参考 GitHub 的 pytorch-handbook 项目

笔记和代码存储在我的 GitHub 库中 github.com/isKage/pytorch-notes。

torch.autograd 提供了一套自动求导方式，它能够根据前向传播过程自动构建计算图，执行反向传播。

1 autograd 的数学原理：计算图

计算图原理可以查看 cs231n 课程讲解：【计算图的原理非常重要！】或者见后文分析

英文官网 https://cs231n.github.io/

b站课程整理 BV1nJ411z7fe 【反向传播章节】

b站中文讲解【子豪兄】精讲CS231N斯坦福计算机视觉公开课（2020最新）

2 autograd 的使用：requires_grad & backward

2.1 requires_grad 属性

只需要对Tensor增加一个 requires_grad=True 属性，Pytorch就会自动计算 requires_grad=True 属性的 Tensor，并保留计算图，从而快速实现反向传播。

# Method 1
x = torch.randn(2, 3, requires_grad=True)

# Method 2
x = torch.rand(2, 3).requires_grad_()

# Method 3
x = torch.randn(3, 4)
x.requires_grad = True

print(x.requires_grad)  # True

2.2 backward 反向传播

反向传播函数的使用：其中第一个参数 tensors 传入用于计算梯度的张量，格式和各个参数

1	torch.autograd.backward(tensors, grad_tensors=None, retain_graph=None, create_graph=False)

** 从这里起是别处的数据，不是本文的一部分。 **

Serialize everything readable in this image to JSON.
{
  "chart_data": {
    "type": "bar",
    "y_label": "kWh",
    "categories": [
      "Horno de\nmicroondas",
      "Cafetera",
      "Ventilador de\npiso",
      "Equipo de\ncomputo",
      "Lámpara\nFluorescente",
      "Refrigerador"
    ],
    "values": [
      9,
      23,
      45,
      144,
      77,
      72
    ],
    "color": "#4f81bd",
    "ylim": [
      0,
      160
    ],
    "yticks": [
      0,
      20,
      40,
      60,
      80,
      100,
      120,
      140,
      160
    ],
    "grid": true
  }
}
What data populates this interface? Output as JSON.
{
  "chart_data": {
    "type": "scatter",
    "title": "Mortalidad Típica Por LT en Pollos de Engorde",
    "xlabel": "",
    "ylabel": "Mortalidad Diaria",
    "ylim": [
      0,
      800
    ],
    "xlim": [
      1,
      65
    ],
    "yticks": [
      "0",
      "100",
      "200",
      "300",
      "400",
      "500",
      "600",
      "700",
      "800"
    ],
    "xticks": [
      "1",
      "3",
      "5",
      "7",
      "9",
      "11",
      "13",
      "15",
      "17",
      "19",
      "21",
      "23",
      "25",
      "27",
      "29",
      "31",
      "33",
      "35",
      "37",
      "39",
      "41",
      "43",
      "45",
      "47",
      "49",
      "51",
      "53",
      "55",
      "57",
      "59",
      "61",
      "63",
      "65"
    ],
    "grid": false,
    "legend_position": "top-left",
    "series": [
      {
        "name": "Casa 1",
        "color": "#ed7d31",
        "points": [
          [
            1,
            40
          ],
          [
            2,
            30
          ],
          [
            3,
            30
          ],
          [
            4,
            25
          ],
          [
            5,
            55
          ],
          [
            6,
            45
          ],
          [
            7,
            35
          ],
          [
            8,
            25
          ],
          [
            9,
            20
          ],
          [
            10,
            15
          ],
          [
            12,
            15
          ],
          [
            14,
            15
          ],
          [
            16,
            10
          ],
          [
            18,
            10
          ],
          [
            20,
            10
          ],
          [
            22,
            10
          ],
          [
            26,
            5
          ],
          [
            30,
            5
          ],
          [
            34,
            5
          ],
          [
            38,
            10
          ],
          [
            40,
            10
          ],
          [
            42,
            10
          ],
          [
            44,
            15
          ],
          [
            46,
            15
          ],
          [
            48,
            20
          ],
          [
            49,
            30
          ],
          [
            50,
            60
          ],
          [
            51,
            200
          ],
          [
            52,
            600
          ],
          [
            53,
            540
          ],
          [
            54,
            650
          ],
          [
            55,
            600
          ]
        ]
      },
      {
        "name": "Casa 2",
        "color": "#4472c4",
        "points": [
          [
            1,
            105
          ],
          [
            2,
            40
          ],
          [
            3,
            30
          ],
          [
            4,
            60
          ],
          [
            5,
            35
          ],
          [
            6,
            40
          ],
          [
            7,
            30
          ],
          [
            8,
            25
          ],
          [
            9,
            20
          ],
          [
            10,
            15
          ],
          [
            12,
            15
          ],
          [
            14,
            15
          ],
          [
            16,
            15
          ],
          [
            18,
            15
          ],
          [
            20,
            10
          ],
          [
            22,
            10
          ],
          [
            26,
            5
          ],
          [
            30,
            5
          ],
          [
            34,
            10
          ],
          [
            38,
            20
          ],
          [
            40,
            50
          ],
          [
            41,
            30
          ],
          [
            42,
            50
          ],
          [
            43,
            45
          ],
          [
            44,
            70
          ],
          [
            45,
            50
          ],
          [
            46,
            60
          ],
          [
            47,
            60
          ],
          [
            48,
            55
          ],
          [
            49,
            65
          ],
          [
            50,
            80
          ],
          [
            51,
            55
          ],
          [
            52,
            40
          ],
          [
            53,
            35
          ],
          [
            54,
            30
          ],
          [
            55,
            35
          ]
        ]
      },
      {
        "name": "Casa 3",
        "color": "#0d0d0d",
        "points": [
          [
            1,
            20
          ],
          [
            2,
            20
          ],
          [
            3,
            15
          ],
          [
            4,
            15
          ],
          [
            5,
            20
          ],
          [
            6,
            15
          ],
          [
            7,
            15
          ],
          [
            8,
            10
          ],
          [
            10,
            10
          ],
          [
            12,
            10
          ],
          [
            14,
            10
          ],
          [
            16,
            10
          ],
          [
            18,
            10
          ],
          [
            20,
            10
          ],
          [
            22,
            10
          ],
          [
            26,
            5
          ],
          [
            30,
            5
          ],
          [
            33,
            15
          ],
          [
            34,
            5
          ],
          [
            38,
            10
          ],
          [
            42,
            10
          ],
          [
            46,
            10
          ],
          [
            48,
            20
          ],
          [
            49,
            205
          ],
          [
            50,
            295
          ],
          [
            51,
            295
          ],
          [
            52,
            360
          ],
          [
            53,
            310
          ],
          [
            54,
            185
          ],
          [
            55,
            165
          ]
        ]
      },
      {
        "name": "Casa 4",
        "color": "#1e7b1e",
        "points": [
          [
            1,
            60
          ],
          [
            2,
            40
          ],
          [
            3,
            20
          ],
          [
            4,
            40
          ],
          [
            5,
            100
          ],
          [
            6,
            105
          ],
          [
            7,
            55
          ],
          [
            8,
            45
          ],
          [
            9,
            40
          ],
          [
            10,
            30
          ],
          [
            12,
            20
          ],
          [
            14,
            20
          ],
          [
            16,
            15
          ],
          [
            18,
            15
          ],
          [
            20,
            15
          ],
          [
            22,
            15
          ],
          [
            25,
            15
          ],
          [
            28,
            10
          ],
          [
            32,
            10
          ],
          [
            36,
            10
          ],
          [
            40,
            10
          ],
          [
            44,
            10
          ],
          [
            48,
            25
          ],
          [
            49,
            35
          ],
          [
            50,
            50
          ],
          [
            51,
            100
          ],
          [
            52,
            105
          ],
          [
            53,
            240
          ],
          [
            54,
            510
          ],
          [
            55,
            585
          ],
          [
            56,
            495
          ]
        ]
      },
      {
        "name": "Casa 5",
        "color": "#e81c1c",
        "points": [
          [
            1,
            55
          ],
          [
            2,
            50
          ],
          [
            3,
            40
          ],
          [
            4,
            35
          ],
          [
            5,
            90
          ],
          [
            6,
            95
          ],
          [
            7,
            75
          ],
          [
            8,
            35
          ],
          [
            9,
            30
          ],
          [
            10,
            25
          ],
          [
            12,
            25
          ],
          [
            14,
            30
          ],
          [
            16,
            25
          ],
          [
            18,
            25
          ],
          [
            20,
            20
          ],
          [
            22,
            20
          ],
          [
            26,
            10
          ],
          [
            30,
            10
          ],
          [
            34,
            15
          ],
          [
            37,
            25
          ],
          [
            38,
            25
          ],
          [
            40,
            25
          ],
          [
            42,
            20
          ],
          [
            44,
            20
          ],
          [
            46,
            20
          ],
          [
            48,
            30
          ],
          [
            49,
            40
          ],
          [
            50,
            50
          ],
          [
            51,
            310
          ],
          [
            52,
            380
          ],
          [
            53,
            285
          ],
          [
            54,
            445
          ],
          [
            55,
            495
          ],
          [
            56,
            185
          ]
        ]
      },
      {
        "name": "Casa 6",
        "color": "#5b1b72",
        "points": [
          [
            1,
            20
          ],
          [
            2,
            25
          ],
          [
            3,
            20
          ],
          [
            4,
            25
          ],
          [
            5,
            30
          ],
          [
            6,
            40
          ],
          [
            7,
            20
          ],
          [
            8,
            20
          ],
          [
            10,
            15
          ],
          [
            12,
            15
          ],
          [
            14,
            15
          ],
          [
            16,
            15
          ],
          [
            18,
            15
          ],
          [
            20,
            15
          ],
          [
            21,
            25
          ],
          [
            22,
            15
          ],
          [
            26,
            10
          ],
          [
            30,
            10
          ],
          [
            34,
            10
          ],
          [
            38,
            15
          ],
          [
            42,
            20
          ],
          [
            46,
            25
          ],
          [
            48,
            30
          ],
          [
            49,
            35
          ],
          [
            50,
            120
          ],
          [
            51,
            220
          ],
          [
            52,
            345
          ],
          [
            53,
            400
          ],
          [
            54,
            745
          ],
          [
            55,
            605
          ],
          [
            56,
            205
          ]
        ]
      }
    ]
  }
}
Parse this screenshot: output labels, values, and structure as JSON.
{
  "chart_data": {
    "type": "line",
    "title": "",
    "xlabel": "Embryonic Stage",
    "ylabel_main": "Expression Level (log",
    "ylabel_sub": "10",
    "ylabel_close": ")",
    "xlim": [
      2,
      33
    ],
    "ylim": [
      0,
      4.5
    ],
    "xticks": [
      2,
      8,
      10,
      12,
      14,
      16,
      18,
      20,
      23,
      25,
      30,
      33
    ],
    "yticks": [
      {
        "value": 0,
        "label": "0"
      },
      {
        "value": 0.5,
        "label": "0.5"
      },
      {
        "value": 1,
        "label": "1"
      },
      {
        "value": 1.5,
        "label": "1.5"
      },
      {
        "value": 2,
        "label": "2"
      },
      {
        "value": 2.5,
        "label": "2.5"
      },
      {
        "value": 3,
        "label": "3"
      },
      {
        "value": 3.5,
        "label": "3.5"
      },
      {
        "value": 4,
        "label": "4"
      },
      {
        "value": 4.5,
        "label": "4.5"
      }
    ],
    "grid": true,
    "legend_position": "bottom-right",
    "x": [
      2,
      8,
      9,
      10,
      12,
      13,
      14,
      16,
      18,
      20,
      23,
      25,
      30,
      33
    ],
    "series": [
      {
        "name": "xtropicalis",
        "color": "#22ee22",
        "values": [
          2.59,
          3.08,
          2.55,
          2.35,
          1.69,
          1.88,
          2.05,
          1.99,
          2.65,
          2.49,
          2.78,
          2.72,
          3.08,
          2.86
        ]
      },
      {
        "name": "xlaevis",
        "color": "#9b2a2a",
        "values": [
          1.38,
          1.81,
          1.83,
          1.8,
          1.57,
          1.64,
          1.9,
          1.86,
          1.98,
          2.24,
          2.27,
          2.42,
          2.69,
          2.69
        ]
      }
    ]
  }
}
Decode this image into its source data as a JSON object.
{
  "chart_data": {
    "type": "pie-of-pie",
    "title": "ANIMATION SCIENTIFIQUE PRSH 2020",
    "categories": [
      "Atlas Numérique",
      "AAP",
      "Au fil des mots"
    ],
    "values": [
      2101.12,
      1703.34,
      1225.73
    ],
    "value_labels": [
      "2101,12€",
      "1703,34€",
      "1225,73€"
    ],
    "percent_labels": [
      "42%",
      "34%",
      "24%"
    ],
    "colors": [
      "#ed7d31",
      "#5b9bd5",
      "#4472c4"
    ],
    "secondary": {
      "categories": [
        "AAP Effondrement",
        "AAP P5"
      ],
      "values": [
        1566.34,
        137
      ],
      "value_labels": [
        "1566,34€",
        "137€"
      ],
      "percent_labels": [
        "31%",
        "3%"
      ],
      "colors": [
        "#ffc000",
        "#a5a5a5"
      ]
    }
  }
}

tensors：用于计算梯度的Tensor，如torch.autograd.backward(y)，等价于y.backward()。
grad_tensors：形状与tensors一致，对于y.backward(grad_tensors)，grad_tensors相当于链式法则${\mathrm{d}z \over \mathrm{d}x}={\mathrm{d}z \over \mathrm{d}y} \times {\mathrm{d}y \over \mathrm{d}x}$中的${\mathrm{d}z} \over {\mathrm{d}y}$。【结合例子理解见后】
retain_graph：计算计算图里每一个导数值时需要保留各个变量的值，retain_graph 为 True 时会保存。【结合例子理解见后】

2.2.1 requires_grad 属性的传递

例：a 需要求导，b 不需要，c 定义为 a + b 的元素加和

a = torch.randn(2, 3, requires_grad=True)
b = torch.zeros(2, 3)
c = (a + b).sum()  # c 受 a 的影响，c.requires_grad = True

a.requires_grad, b.requires_grad, c.requires_grad
# (True, False, True)

2.2.2 is_leaf 叶子结点

对于计算图中的Tensor而言， is_leaf=True 的Tensor称为Leaf Tensor，也就是计算图中的叶子节点。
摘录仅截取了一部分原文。